The risk of exposure is driven by factors including household size, population density, extent of slums and road infrastructure.
The model says larger countries, including SA, Cameroon, and Algeria, are most at risk, while Nigeria is expected to have the largest number of infections overall, followed by Algeria and SA.
Many mathematical models developed to predict transmission and death rates in Africa have not adequately incorporated characteristics distinct to Africa, such as its youthful population and lower obesity rates, the researchers said.
“The biggest factor that plays out in our numbers is age,” said data analyst Humphrey Karamagi. “We also have very few people who are obese, though the numbers are rising.
“We tried to factor in what we are seeing on the ground, and we are seeing slower transmission rates in African countries compared to Europe and the US.”
The model suggests the pandemic may spread more slowly in Africa, with fewer severe cases and deaths than in other parts of the world, but is likely to linger for longer - possibly for several years.
In all, about one in four (22%) of the 1 billion people in the WHO Africa Region would be infected in the first year. About 37 million could have symptoms, but this figure could be as high as 44 million.
An estimated 4.6 million people, but possibly as many as 5.5 million, would need to be admitted to hospital: 140,000 would have severe Covid-19 infection and 89,000 would be critically ill. About 150,000 lives would be lost as a result, but this figure could be as high as 190,000.
The increase in hospital admissions and care needs would divert already limited resources away from HIV, tuberculosis, malaria and malnutrition, worsening the impact of coronavirus, the researchers warned.

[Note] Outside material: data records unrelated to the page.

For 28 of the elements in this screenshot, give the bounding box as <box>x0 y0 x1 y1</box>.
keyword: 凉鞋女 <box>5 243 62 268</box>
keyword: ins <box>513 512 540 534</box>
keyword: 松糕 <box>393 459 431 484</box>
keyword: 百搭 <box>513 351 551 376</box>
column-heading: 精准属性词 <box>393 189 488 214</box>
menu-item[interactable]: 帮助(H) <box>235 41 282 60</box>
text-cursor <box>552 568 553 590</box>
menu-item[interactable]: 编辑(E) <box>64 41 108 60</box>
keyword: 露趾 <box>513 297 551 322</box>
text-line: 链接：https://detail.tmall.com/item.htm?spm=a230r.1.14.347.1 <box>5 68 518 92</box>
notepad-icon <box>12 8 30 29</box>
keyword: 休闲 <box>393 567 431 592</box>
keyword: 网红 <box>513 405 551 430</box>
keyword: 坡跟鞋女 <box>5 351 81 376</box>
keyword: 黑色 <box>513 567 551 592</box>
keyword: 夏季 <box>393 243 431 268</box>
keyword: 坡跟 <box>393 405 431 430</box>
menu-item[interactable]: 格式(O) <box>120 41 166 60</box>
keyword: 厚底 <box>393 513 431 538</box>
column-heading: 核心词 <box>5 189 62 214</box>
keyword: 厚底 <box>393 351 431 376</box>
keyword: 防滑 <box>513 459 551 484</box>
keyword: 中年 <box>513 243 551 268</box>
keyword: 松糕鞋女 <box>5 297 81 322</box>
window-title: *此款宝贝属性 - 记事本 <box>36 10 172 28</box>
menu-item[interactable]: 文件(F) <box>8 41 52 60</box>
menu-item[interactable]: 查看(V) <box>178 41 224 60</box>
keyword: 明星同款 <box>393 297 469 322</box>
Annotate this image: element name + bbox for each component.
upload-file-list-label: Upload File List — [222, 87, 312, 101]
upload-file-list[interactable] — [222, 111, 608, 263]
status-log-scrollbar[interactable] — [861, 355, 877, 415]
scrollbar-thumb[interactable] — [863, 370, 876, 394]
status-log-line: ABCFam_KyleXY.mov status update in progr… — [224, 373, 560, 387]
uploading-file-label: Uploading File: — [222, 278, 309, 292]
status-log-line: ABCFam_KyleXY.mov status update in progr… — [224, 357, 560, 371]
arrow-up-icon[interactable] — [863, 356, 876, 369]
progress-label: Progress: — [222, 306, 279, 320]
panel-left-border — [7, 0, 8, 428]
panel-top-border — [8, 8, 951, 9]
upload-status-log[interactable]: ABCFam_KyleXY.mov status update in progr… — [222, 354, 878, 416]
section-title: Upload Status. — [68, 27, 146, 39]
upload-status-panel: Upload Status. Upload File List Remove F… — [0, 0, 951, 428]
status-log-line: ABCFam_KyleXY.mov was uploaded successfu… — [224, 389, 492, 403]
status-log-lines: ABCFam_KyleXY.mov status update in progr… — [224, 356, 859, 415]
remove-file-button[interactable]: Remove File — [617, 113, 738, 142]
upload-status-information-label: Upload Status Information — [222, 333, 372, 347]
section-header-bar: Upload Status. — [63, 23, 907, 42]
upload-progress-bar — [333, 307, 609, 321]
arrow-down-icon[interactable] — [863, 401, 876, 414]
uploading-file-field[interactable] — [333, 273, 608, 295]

Some hospital admissions would be in areas where access to health services is already poor, particularly for the most disadvantaged. And limited testing and diagnostic capacity, alongside poor monitoring and data collection systems, particularly in rural areas, would make it even harder to respond effectively.
“These system capacity challenges highlight the need to ensure the success of the containment measures to avoid the need for mitigation measures that, despite relatively fewer cases expected in the region, will be difficult to institute,” they said.
And the success of containment measures, such as contact tracing, isolation, handwashing and physical distancing, is critical, “as health systems are not designed to mitigate against the implications of widespread community transmission of SARS-CoV-2,” they add.
The WHO African region includes 47 countries but excludes Djibouti, Egypt, Libya, Morocco, Somalia, Sudan and Tunisia.